A Death: Notes of a Suicide
A Death: Notes of a Suicide
Translated, with an introduction, by Daniel Kennedy / October 2019 / 5.375 x 8, 176 pp. / 978-1-939663-45-0
In a Yiddish take on Notes from Underground, a dark, expressionist love affair develops in a large, unnamed Eastern European city between the young, impoverished, and violently self-loathing teacher, Shloyme—and a hungry, spiteful, and unsettlingly sensual revolver. Purchased from a friend ostensibly to protect him from the pogroms sweeping the empire, the weapon instead opens a portal to Shloyme’s innermost demons, and through it he begins his methodical mission to eradicate any remnants of life and humanity in him and pave the way for his self-destruction. A Death takes the form of a diary that follows the Jewish calendar, describing hallucinatory demons and parasitical urges as its author spends his remaining days excising all his responsibilities and acquaintances from a life now devoted to not living.
Written in Yiddish in 1905 and published with immediate success in Warsaw in 1909, A Death utilizes the influences of Dostoyevsky and Schopenhauer to depict a distinctly Jewish experience of homelessness and uprooted modernity. Zalman Shneour’s short novel presents a much lesser-known strand of Jewish decadent literature and an authorial voice that has been buried for too long. This introduction of Shneour’s inaugural novel is his first appearance in English since 1963. Its exploration of alienation, mental health, toxic masculinity, and violence is remarkably contemporary.
Born in Shklow, Zalman Shneour (1887–1959) was a major figure of Jewish modernity and one of the most popular Yiddish writer between the World Wars. He wrote poetry, prose, and plays in both Yiddish and Hebrew. Like many of his generation, his life was spent moving from city to city in search of literary community or escaping political turmoil: from Odessa to Warsaw to Vilne, and on to such Western cities as Bern, Geneva, Berlin, Paris, New York (where he died), and Tel Aviv (where he is buried). His psychological fiction brought the insights of Nietzsche and Freud into the narrative world of Eastern European Jewish life.
Press
“Atmosphere abounds in this short, bleak novel. Its narrator’s descriptions hew toward the grotesque, which heightens the stylization of the work. His sublime indifference toward the world around him makes for some chilling passages...”

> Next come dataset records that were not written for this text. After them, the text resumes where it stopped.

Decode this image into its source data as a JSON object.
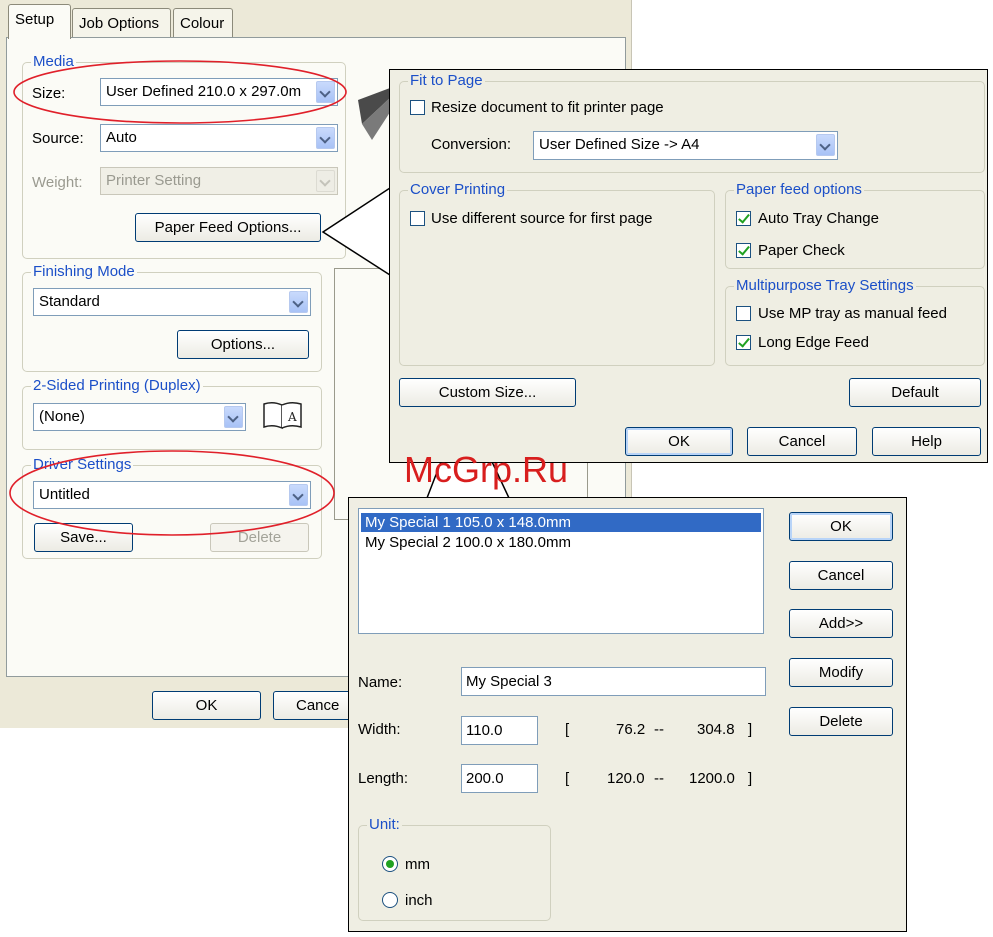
{
  "tabs": [
    "Setup",
    "Job Options",
    "Colour"
  ],
  "media": {
    "label": "Media",
    "size_label": "Size:",
    "size_value": "User Defined 210.0 x 297.0m",
    "source_label": "Source:",
    "source_value": "Auto",
    "weight_label": "Weight:",
    "weight_value": "Printer Setting",
    "paper_feed_btn": "Paper Feed Options..."
  },
  "finishing": {
    "label": "Finishing Mode",
    "value": "Standard",
    "options_btn": "Options..."
  },
  "duplex": {
    "label": "2-Sided Printing (Duplex)",
    "value": "(None)"
  },
  "driver": {
    "label": "Driver Settings",
    "value": "Untitled",
    "save_btn": "Save...",
    "delete_btn": "Delete"
  },
  "main_footer": {
    "ok": "OK",
    "cancel": "Cance"
  },
  "paper_feed": {
    "fit": {
      "label": "Fit to Page",
      "resize_label": "Resize document to fit printer page",
      "resize_checked": false,
      "conversion_label": "Conversion:",
      "conversion_value": "User Defined Size -> A4"
    },
    "cover": {
      "label": "Cover Printing",
      "diff_source_label": "Use different source for first page",
      "diff_source_checked": false
    },
    "feed_options": {
      "label": "Paper feed options",
      "auto_tray_label": "Auto Tray Change",
      "auto_tray_checked": true,
      "paper_check_label": "Paper Check",
      "paper_check_checked": true
    },
    "mp_tray": {
      "label": "Multipurpose Tray Settings",
      "manual_label": "Use MP tray as manual feed",
      "manual_checked": false,
      "long_edge_label": "Long Edge Feed",
      "long_edge_checked": true
    },
    "custom_size_btn": "Custom Size...",
    "default_btn": "Default",
    "ok": "OK",
    "cancel": "Cancel",
    "help": "Help"
  },
  "watermark": "McGrp.Ru",
  "custom_size": {
    "list": [
      "My Special 1 105.0 x 148.0mm",
      "My Special 2 100.0 x 180.0mm"
    ],
    "selected_index": 0,
    "ok": "OK",
    "cancel": "Cancel",
    "add": "Add>>",
    "modify": "Modify",
    "delete": "Delete",
    "name_label": "Name:",
    "name_value": "My Special 3",
    "width_label": "Width:",
    "width_value": "110.0",
    "width_min": "76.2",
    "width_max": "304.8",
    "length_label": "Length:",
    "length_value": "200.0",
    "length_min": "120.0",
    "length_max": "1200.0",
    "range_open": "[",
    "range_sep": "--",
    "range_close": "]",
    "unit": {
      "label": "Unit:",
      "mm": "mm",
      "inch": "inch",
      "selected": "mm"
    }
  },
  "colors": {
    "group_label": "#1b4fc8",
    "highlight_oval": "#e0202a",
    "selection": "#316ac5",
    "watermark": "#d81e1e"
  }
}
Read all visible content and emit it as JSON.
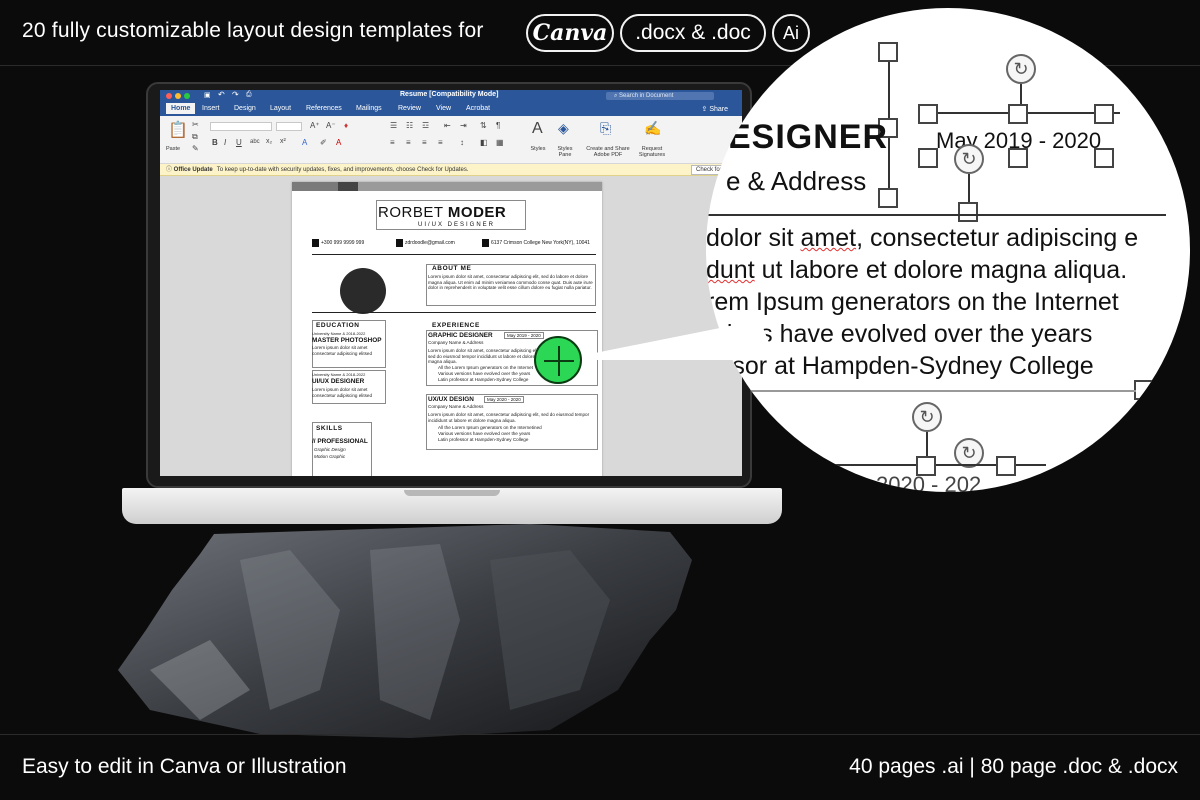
{
  "header": {
    "headline": "20 fully customizable layout design templates for",
    "badges": {
      "canva": "Canva",
      "docx": ".docx & .doc",
      "ai": "Ai"
    }
  },
  "footer": {
    "left": "Easy to edit in Canva or Illustration",
    "right": "40 pages .ai | 80 page .doc & .docx"
  },
  "word": {
    "title": "Resume [Compatibility Mode]",
    "search_placeholder": "Search in Document",
    "tabs": [
      "Home",
      "Insert",
      "Design",
      "Layout",
      "References",
      "Mailings",
      "Review",
      "View",
      "Acrobat"
    ],
    "share_label": "Share",
    "ribbon": {
      "paste": "Paste",
      "styles": "Styles",
      "styles_pane": "Styles Pane",
      "create_pdf": "Create and Share Adobe PDF",
      "request_sign": "Request Signatures"
    },
    "update_bar": {
      "label": "Office Update",
      "message": "To keep up-to-date with security updates, fixes, and improvements, choose Check for Updates.",
      "button": "Check for Up"
    }
  },
  "resume": {
    "name_first": "RORBET ",
    "name_last": "MODER",
    "role": "UI/UX DESIGNER",
    "phone": "+300 999 9999 999",
    "email": "zdrdoodle@gmail.com",
    "address": "6137 Crimson College New York(NY), 10041",
    "about_title": "ABOUT ME",
    "about_text": "Lorem ipsum dolor sit amet, consectetur adipiscing elit, sed do labore et dolore magna aliqua. Ut enim ad minim veniamea commodo conse quat. Duis aute irure dolor in reprehenderit in voluptate velit esse cillum dolore eu fugiat nulla pariatur.",
    "education_title": "EDUCATION",
    "edu1_meta": "University Name & 2018-2022",
    "edu1_title": "MASTER PHOTOSHOP",
    "edu1_text": "Lorem ipsum dolor sit amet consectetur adipiscing elitsed",
    "edu2_meta": "University Name & 2018-2022",
    "edu2_title": "UI/UX DESIGNER",
    "edu2_text": "Lorem ipsum dolor sit amet consectetur adipiscing elitsed",
    "skills_title": "SKILLS",
    "skills_sub": "// PROFESSIONAL",
    "skill1": "Graphic Design",
    "skill2": "Motion Graphic",
    "experience_title": "EXPERIENCE",
    "exp1_title": "GRAPHIC DESIGNER",
    "exp1_date": "May 2019 - 2020",
    "exp1_company": "Company Name & Address",
    "exp1_text": "Lorem ipsum dolor sit amet, consectetur adipiscing elit, sed do eiusmod tempor incididunt ut labore et dolore magna aliqua.",
    "exp1_b1": "All the Lorem Ipsum generators on the Internet",
    "exp1_b2": "Various versions have evolved over the years",
    "exp1_b3": "Latin professor at Hampden-Sydney College",
    "exp2_title": "UX/UX DESIGN",
    "exp2_date": "May 2020 - 2020",
    "exp2_company": "Company Name & Address",
    "exp2_text": "Lorem ipsum dolor sit amet, consectetur adipiscing elit, sed do eiusmod tempor incididunt ut labore et dolore magna aliqua.",
    "exp2_b1": "All the Lorem Ipsum generators on the Internetined",
    "exp2_b2": "Various versions have evolved over the years",
    "exp2_b3": "Latin professor at Hampden-Sydney College"
  },
  "magnifier": {
    "heading": "ESIGNER",
    "date": "May 2019 - 2020",
    "sub": "e & Address",
    "line1_a": "dolor sit ",
    "line1_b": "amet",
    "line1_c": ", consectetur adipiscing e",
    "line2_a": "dunt",
    "line2_b": " ut labore et dolore magna aliqua.",
    "line3": "rem Ipsum generators on the Internet",
    "line4": "rsions have evolved over the years",
    "line5": "essor at Hampden-Sydney College",
    "line6": "2020 - 202"
  },
  "colors": {
    "background": "#0b0b0b",
    "word_blue": "#2b579a",
    "green_accent": "#2bd755",
    "update_bar": "#fcf3c9"
  },
  "icons": [
    "plus-icon",
    "rotate-icon",
    "close-icon",
    "save-icon",
    "undo-icon",
    "redo-icon",
    "print-icon",
    "share-icon",
    "search-icon",
    "phone-icon",
    "mail-icon",
    "location-icon"
  ]
}
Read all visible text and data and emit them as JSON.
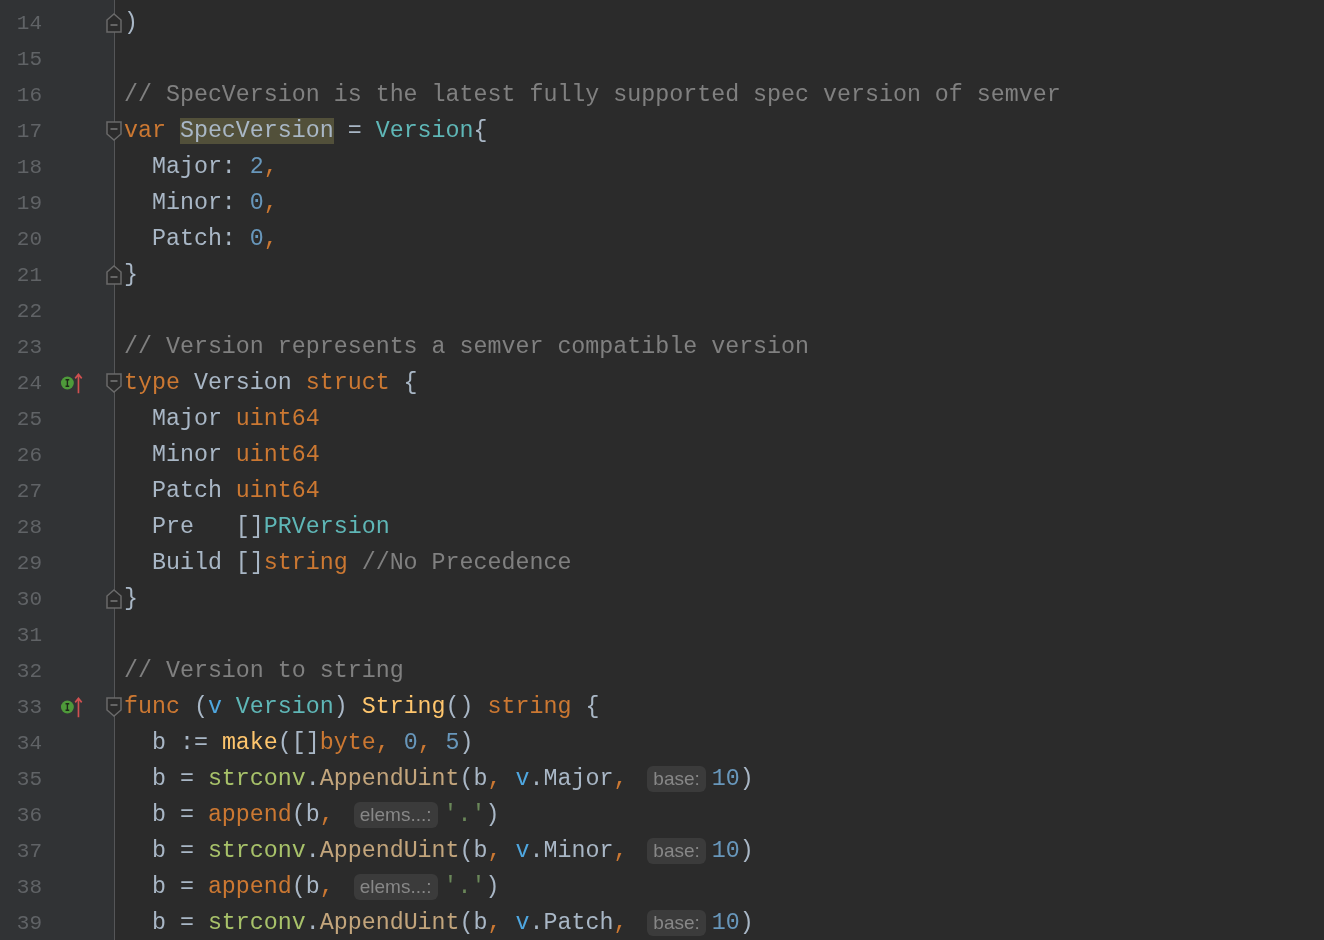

—Tobias Carroll, Words Without Borders
“Gonzo journalism for alienated killjoys, with a genuine sense of clogged air in chilly rooms, gnat-like people swatting around Shklow or Odessa in the long Eastern fin de siècle.”
—Martin Billheimer, Counterpunch
“A Death is an uncomfortable, dark novel, but a strong piece of work. Obviously, readers should be aware of what they're letting themselves in for, but for those up to it, it's a disturbingly satisfying read.”